Reflection 01/28

I was really intrigued by the paragraph McGuire wrote on religious extremism on page 184. She suggests that the changes in modern society has essentially bred this extreme stance. She mentions the “New Christian Right” and the role of sectarian religion in politics, and I realized that this may be true of our current political climate now more than it ever has been. McGuire explains how a religious group may feel forced into becoming increasingly sectarian in response to changes in society. As many in the United States move toward more progressive ideals, Conservative “right wing” politicians attempt to ensure the country stays “traditional”. I trace this back to chapter 3, where McGuire brings up the concept of “anomie”. Members of the Christian Right likely view the trend toward liberal attitudes on topics such as abortion and legalization of gay marriage as a crisis in the morality of the American populace. It seems that our current president was a perfect candidate for many members of the Christian Right, saying things like “I am the law and order candidate” during his campaign.

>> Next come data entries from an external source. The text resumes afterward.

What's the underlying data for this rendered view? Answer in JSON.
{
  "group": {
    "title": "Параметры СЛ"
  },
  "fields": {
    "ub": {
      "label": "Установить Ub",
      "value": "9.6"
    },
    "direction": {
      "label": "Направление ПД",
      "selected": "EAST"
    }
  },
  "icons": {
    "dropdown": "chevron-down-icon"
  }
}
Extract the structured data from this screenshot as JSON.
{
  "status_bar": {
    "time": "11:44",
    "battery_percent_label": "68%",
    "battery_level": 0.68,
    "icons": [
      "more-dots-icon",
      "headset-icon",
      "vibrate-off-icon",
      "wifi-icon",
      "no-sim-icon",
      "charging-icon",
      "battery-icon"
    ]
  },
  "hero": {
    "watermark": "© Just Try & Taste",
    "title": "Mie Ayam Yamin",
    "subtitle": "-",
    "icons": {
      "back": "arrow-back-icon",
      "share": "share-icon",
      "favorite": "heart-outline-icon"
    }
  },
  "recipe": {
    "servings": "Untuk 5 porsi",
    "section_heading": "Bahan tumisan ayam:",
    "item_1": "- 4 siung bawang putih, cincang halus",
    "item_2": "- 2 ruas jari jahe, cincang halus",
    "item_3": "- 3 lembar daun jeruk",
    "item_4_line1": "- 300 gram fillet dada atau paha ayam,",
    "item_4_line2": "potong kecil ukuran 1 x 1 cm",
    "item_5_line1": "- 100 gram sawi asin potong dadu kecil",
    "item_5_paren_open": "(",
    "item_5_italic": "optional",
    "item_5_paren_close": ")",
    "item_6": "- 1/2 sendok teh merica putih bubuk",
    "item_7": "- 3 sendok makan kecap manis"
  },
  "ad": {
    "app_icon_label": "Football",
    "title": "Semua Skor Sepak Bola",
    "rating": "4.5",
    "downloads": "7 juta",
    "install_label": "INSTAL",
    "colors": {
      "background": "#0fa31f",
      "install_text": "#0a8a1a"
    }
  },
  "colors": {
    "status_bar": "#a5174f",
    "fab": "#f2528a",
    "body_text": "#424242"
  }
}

In chapter 2 of his book, Mark Chaves goes into more detail on the religious right’s influence on American politics. He suggests that the greatest reason behind the decline in those who identify as religious is due to this influence. He essentially states that this involvement in politics has turned many liberal/moderate members of the church away, and the increasingly progressive attitude of the American people has made them less likely to want to affiliate with religion. It might be fair to assume that this decline in religiosity further lends to the Christian Right’s feeling that the country is in a state of anomie, or lack of moral order. To combat this, they will either have to become more denominational, or they will have to become more sectarian. However, the more sectarian the religious right becomes, I suspect it may have the opposite effect and even more people will becomes less religious. Perhaps this is why our forefathers warned us about keeping religion separate from politics; so that this type of conflict could be avoided.